Under Review

Kings of Convenience

Declaration of Dependence


Review By Sarah Charrouf

Kings of Convenience - Declaration of Dependence
Kings of Convenience – Declaration of Dependence

The makers of Ambien could go out of business if artists like Kings of Convenience were further popularized. But really, fans couldn’t hope for more from the long awaited third album by the Norwegian folk duo. With just two guitars and two comely voices, Erlend Øye and Eirik Glambek guide their listeners through an acoustic soundscape. Declaration of Dependence is devoid of any percussion and would be well suited between Belle & Sebastien’s The Boy with the Arab Strap and Bon Iver’s For Emma, Forever Ago.

The album opens up with a single classical guitar melody and two kind voices that will stop what you’re doing and remind you of your favourite lover. Pretty like an autumn leaf, this song is made of nothing more than finger picking and gentle lyrics of escape. Unfortunately, this alluring and peaceful track is stomped on by the next which is much more upbeat in a place where upbeat just doesn’t belong. Lyrics like “Hey Baby / Mrs. Cold / Acting so tough / Didn’t know you had it in you to be hurt at all” are not soothing, but rather distracting alongside the poppy finger plucking jazzy beats that you get tired of well before the three-minute song expires. If you don’t turn off the tape, you’ll be greeted by “My Ship Isn’t Pretty,” the sad sixth song that’s remarkably hard to turn your attention away from. It’s slow, melodic, deserted and hungry.

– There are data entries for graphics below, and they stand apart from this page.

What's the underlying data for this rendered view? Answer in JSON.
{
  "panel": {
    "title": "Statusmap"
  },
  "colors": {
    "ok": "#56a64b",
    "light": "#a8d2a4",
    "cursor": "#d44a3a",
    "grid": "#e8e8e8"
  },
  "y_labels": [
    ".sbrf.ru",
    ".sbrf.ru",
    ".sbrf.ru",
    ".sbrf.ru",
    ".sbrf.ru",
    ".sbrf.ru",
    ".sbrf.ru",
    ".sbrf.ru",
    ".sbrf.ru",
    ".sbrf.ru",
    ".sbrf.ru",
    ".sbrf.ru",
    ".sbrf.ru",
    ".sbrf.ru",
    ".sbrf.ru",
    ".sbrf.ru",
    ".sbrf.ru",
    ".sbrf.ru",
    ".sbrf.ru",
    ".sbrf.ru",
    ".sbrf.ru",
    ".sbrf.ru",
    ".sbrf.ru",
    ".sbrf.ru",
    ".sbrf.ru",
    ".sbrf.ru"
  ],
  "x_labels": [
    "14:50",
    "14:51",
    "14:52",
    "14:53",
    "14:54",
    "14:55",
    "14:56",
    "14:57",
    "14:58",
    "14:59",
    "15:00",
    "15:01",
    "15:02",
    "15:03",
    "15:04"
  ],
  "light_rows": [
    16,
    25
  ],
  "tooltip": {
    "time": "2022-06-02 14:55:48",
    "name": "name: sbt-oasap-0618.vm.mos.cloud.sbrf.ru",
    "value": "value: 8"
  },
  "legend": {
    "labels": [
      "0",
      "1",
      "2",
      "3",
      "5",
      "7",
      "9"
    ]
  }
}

The song, featuring the perfect harmony between Øye and Glambek’s voices, leaves you feeling heart-wrenched and empty, yet not unhappy to be so.

Just as it started, and just as throughout, the album ends on a delicate note with “Scars on Land.” How much can two people really do with two guitars and folk fingers? The album isn’t dynamic enough to leave you wanting more, but there’s enough content to hold the attention of anyone looking to feed their heartbreak—enough to keep you content while drinking wine and bantering with an old friend.